Clearly, attackers can and will get around perimeter defenses. In 2018, it is a must that security teams change their approach to security controls and a focus on detection and response technology. Deception-based detection is a highly effective solution for in-network detection based on its ease to deploy, operationalize, and scale. Uniquely, deception can be used to turn the asymmetry on attackers by making deception appear identical to real assets and credentials, dramatically increasing the difficulty of executing an attack and inevitably causing an attacker to err and reveal their presence. Dynamic deception technology will also up the game by empowering organizations to easily reset the synthetic network “game board” on demand. This forces the attacker to restart their attack or risk being discovered and quarantined, collectively increasing attacker resources and cost. What better deterrent than causing the attacker to slow down or start over.
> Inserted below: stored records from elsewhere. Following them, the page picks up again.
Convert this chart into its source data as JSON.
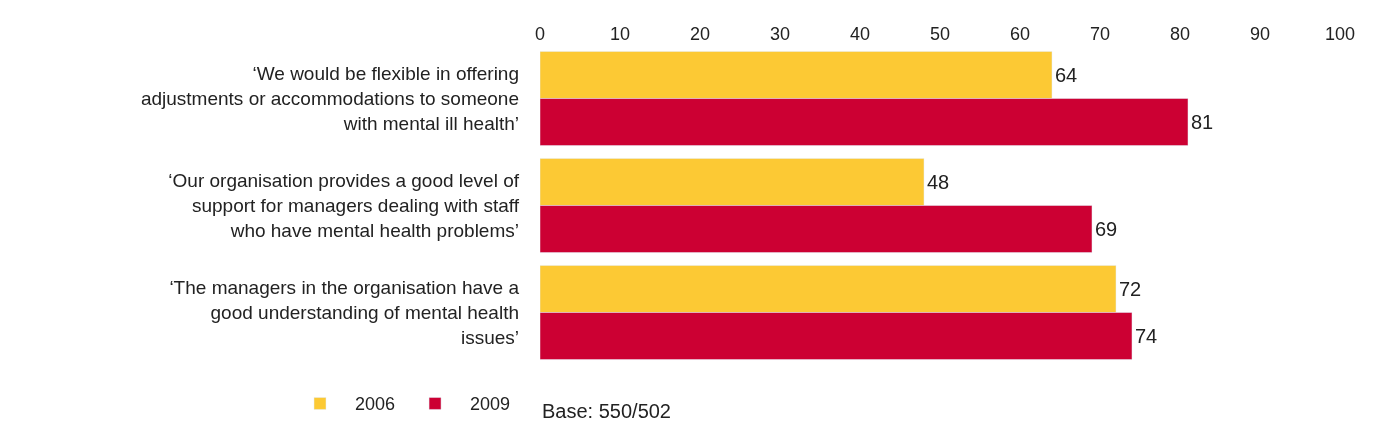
{
  "chart_data": {
    "type": "bar",
    "orientation": "horizontal",
    "categories": [
      "‘We would be flexible in offering adjustments or accommodations to someone with mental ill health’",
      "‘Our organisation provides a good level of support for managers dealing with staff who have mental health problems’",
      "‘The managers in the organisation have a good understanding of mental health issues’"
    ],
    "series": [
      {
        "name": "2006",
        "color": "#fcc934",
        "values": [
          64,
          48,
          72
        ]
      },
      {
        "name": "2009",
        "color": "#cc0033",
        "values": [
          81,
          69,
          74
        ]
      }
    ],
    "xlim": [
      0,
      100
    ],
    "xticks": [
      0,
      10,
      20,
      30,
      40,
      50,
      60,
      70,
      80,
      90,
      100
    ],
    "data_labels": true,
    "legend": "bottom left",
    "annotations": [
      "Base: 550/502"
    ]
  }
}
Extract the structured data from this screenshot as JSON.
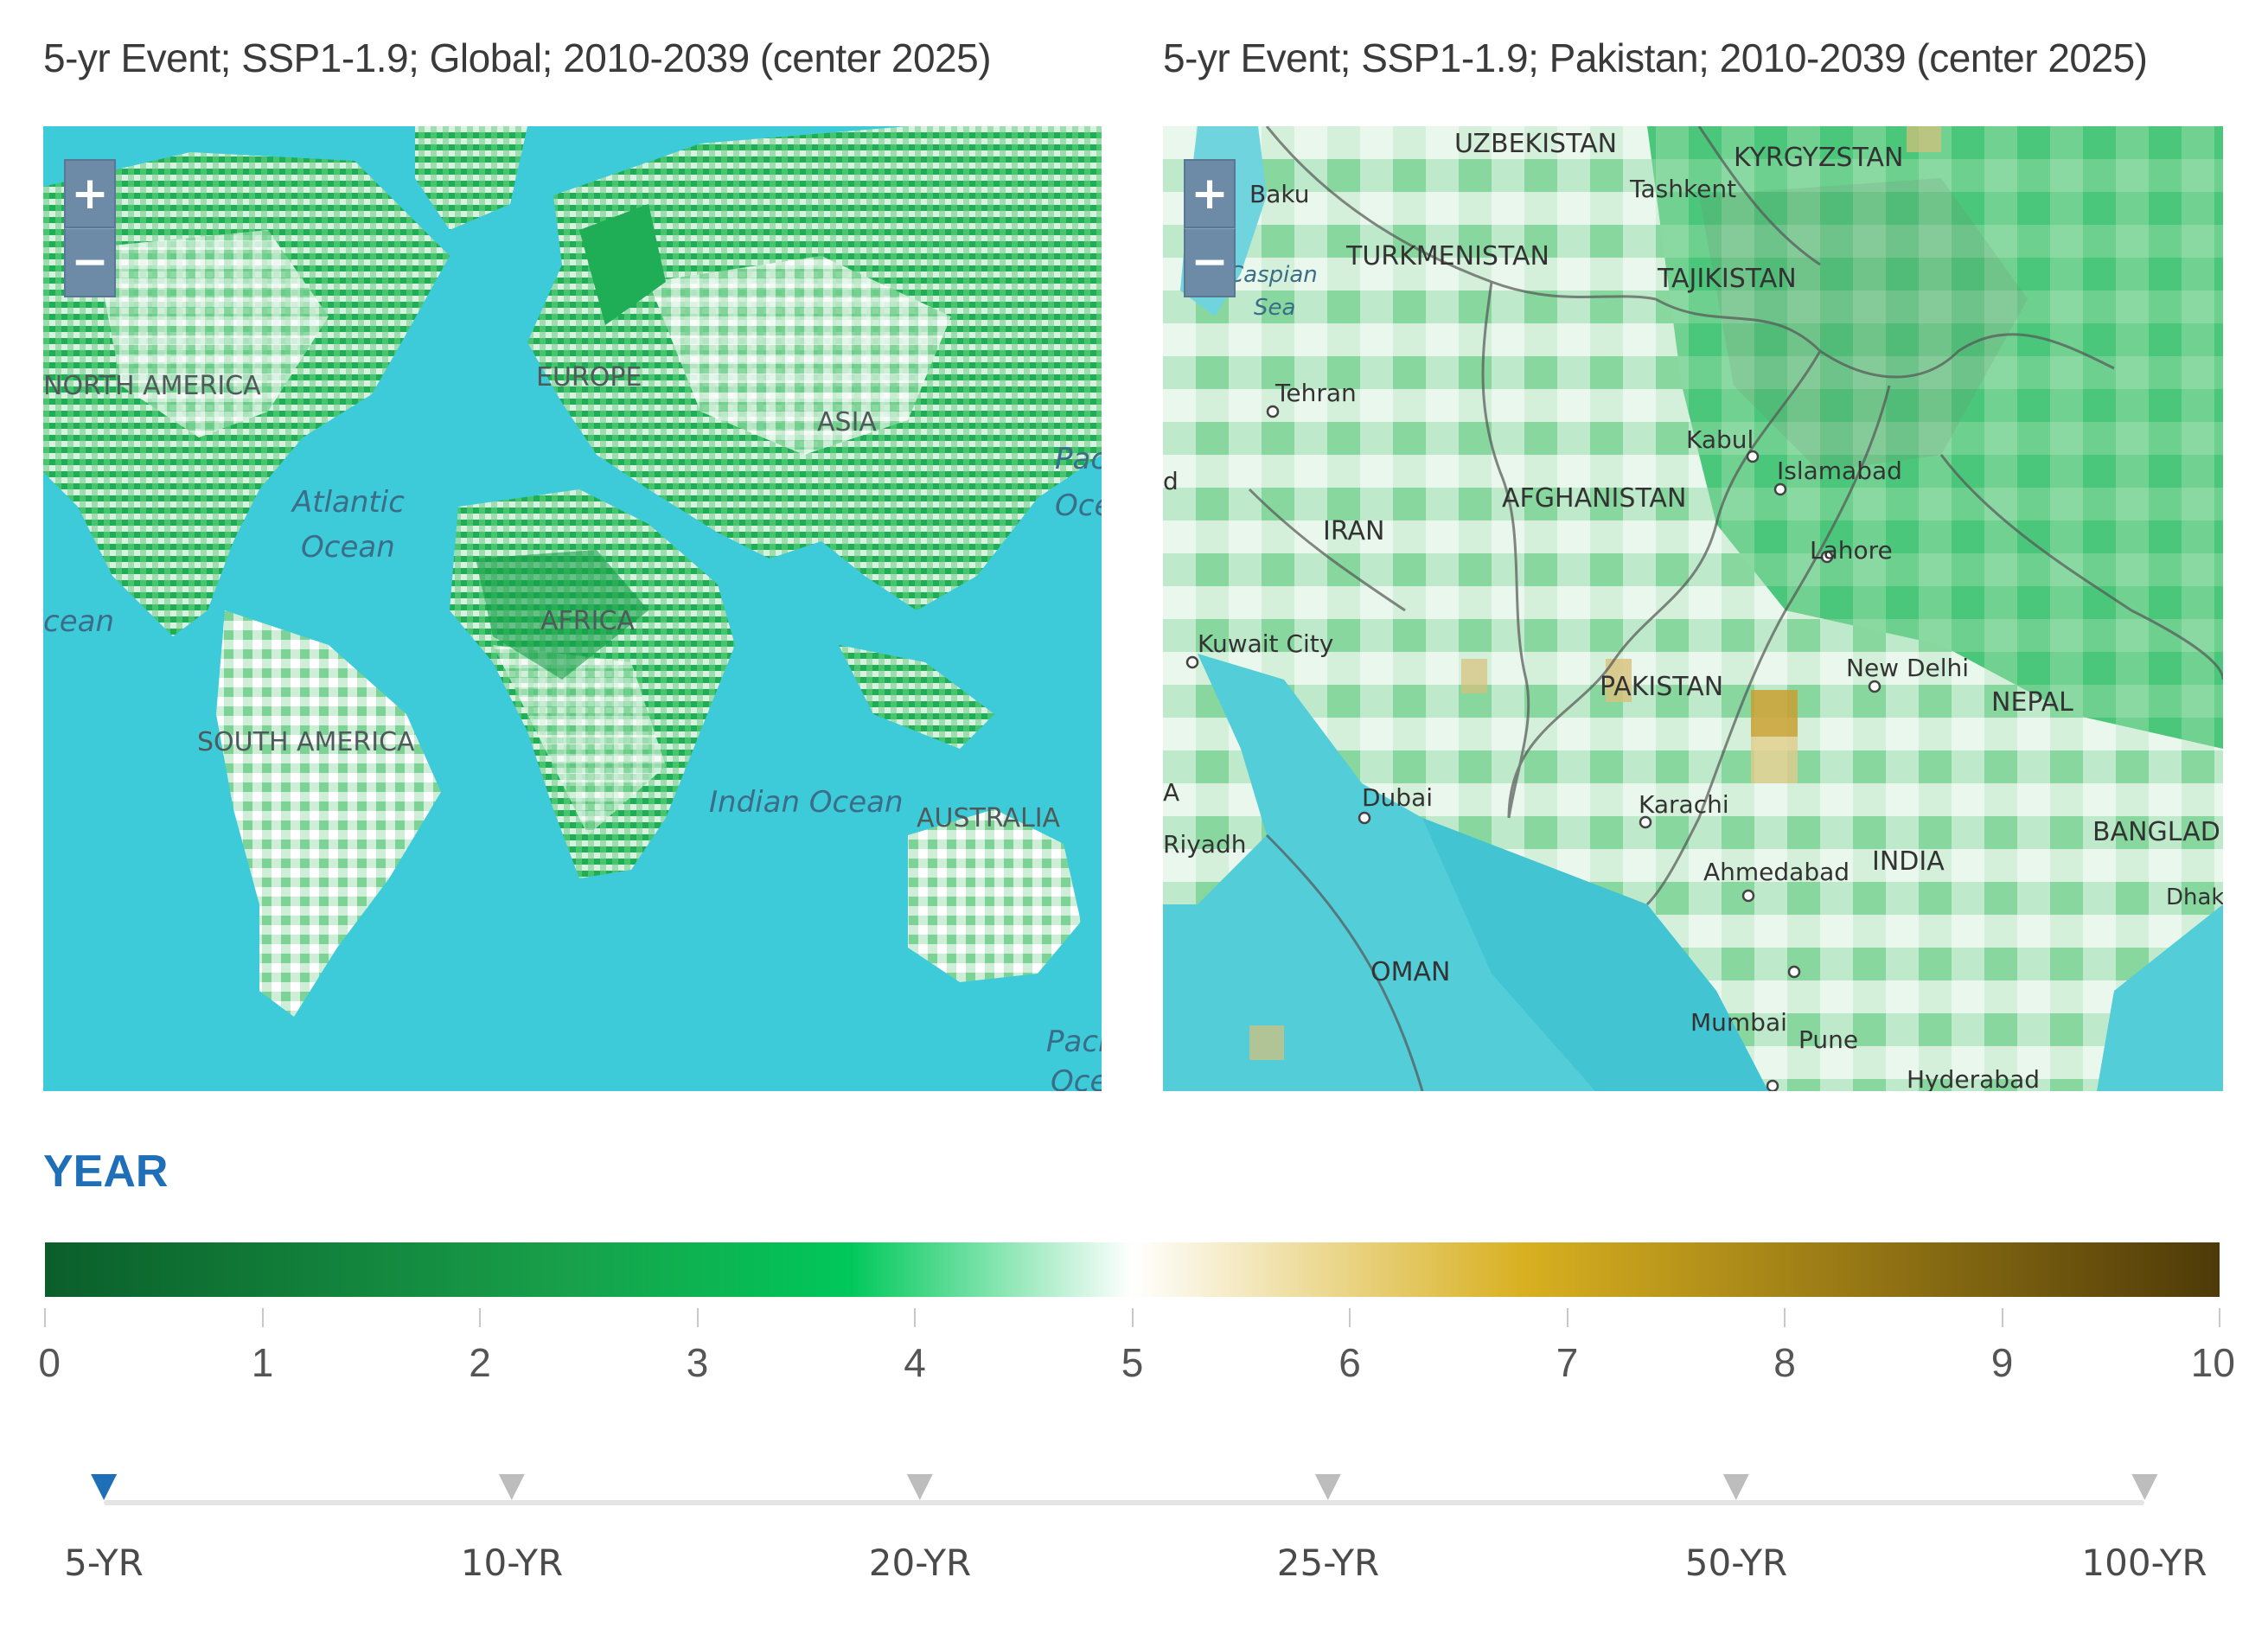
{
  "panels": [
    {
      "title": "5-yr Event; SSP1-1.9; Global; 2010-2039 (center 2025)",
      "zoom_in": "+",
      "zoom_out": "−",
      "labels": {
        "north_america": "NORTH AMERICA",
        "europe": "EUROPE",
        "asia": "ASIA",
        "atlantic_1": "Atlantic",
        "atlantic_2": "Ocean",
        "africa": "AFRICA",
        "south_america": "SOUTH AMERICA",
        "indian_ocean": "Indian Ocean",
        "australia": "AUSTRALIA",
        "pacific_e1": "Pac",
        "pacific_e2": "Oce",
        "pacific_w": "cean",
        "pacific_se1": "Paci",
        "pacific_se2": "Oce"
      }
    },
    {
      "title": "5-yr Event; SSP1-1.9; Pakistan; 2010-2039 (center 2025)",
      "zoom_in": "+",
      "zoom_out": "−",
      "labels": {
        "uzbekistan": "UZBEKISTAN",
        "kyrgyzstan": "KYRGYZSTAN",
        "tashkent": "Tashkent",
        "baku": "Baku",
        "turkmenistan": "TURKMENISTAN",
        "tajikistan": "TAJIKISTAN",
        "caspian_1": "Caspian",
        "caspian_2": "Sea",
        "tehran": "Tehran",
        "kabul": "Kabul",
        "islamabad": "Islamabad",
        "d_edge": "d",
        "afghanistan": "AFGHANISTAN",
        "iran": "IRAN",
        "lahore": "Lahore",
        "kuwait": "Kuwait City",
        "pakistan": "PAKISTAN",
        "new_delhi": "New Delhi",
        "nepal": "NEPAL",
        "dubai": "Dubai",
        "a_edge": "A",
        "karachi": "Karachi",
        "riyadh": "Riyadh",
        "ahmedabad": "Ahmedabad",
        "india": "INDIA",
        "bangladesh": "BANGLAD",
        "dhaka": "Dhak",
        "oman": "OMAN",
        "mumbai": "Mumbai",
        "pune": "Pune",
        "hyderabad": "Hyderabad"
      }
    }
  ],
  "legend": {
    "title": "YEAR",
    "ticks": [
      "0",
      "1",
      "2",
      "3",
      "4",
      "5",
      "6",
      "7",
      "8",
      "9",
      "10"
    ],
    "colors": [
      "#0b5e2a",
      "#18a04a",
      "#00c85a",
      "#ffffff",
      "#d8b020",
      "#4e3a08"
    ]
  },
  "slider": {
    "selected": "5-YR",
    "stops": [
      "5-YR",
      "10-YR",
      "20-YR",
      "25-YR",
      "50-YR",
      "100-YR"
    ]
  }
}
It is inevitable that there will be an onslaught of new attacks in 2018 and the best defense will be to go on the offense in order to detect threats early and accurately. We saw great success with customers deploying deception to efficiently detect threats. They saw instant value from setting traps for attackers and not affording the attacker the time to complete an attack. We also had some great fun with penetration testers and at capture the flag events.

I look forward to sharing more in the new year about our customer success stories and company momentum.

Have a happy, safe, and threat free new year.